Die CM- und KRL-Werte geben unterschiedliche, ergänzende Informationen. Vor allem bei Altuntergründen könne die Prüfung und Bewertung der Belegreife von der ehemaligen und der geplanten Nutzung abhängig gemacht werden. Die Bewertung der Belegreife für die geplante Nutzung erfolgt idealerweise durch Abstimmung zwischen Auftragnehmer und Auftraggeber.




Dr. Klaus Kersting, Referent Gefahrstoffe BG Bau
Reaktive Verlegewerkstoffe - Aktuelle Entwicklungen
Zu den reaktiven Systemen zählen Diisocyanate (reagieren zu Polyurethanen), Epoxidharze und Methoxysilanhaltige Polymere (wie Silan-Parkettkleber), die bei Parkett- und Bodenverlegearbeiten eingesetzt werden. Dr. Klaus Kersting sensibilisierte dafür, dass die drei Systeme bei unsachgemäßer Anwendung Erkrankungen auslösen können.

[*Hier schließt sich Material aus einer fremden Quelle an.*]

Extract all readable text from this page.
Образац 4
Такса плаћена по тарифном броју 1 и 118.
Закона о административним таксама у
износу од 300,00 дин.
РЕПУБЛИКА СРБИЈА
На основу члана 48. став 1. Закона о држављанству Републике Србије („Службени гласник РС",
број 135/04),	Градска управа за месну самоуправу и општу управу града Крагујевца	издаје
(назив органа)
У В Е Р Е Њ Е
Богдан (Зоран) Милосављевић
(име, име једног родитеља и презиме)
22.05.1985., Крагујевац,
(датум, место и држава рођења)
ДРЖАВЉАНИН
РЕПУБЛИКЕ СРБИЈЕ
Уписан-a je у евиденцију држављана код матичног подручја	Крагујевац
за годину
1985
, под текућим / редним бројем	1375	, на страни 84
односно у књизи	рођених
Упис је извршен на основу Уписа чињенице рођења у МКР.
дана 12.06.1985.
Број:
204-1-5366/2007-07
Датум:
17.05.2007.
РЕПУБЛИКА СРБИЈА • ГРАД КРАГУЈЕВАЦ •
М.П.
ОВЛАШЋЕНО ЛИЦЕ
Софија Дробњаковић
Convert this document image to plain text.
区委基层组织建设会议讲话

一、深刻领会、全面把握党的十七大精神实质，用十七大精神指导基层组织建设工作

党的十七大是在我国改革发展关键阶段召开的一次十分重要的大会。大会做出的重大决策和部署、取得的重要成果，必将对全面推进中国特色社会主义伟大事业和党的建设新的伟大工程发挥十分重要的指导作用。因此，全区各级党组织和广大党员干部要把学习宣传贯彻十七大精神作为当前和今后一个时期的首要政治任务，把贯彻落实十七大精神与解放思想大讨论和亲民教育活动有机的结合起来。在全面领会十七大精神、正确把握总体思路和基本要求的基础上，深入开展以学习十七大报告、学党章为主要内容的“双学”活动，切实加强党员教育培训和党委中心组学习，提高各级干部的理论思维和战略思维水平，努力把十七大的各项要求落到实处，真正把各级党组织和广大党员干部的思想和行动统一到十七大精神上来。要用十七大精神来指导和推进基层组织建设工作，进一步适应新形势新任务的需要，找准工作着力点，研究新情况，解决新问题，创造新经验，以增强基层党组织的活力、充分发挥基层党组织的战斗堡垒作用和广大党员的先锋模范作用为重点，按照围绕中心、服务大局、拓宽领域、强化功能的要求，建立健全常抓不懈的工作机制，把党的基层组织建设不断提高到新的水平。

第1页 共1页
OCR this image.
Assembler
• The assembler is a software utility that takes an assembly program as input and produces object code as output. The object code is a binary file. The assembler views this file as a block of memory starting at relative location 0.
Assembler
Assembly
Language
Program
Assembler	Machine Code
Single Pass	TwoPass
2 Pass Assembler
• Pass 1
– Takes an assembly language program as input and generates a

Epoxidharze können zu Reizungen der Haut und zu allergischen Reaktionen auf der Haut führen. Deshalb muss ihr Einsatz auf technisch erforderliche Anwendungen beschränkt bleiben. Diisocyanate hingegen führen nur sehr selten zu Erkrankungen, sodass ihre Verwendung weiterhin grundsätzlich empfohlen wird. Silanmodifizierte Produkte sind in die Gefahrklassen Giscode RS10 und RS20 klassifiziert. Sie sind kennzeichnungsfrei und setzen bei und nach der Verarbeitung Methanol frei. Der Arbeitsplatzgrenzwert (AGW) wird bei Klebstoffen eingehalten, bei Grundierungen hingegen überschritten.


TKB-Aktivitäten: Corona
als "Merkblatt-Beschleuniger"
Die Technische Kommission Bauklebstoffe gibt mittlerweile 21 Merkblätter heraus (kostenloser Download unter www.klebstoffe.com). Durch eine inhaltliche Straffung konnten vier Merkblätter eingespart werden, was auch dem Ziel der Initiative Praxisgerechte Regelwerke im Fußbodenbau (PRIF) entspricht, das die TKB unterstützt. Die Zeit der Corona-Beschränkungen habe viele Aktualisierungen der TKB-Merkblätter durch Videokonferenzen begünstigt.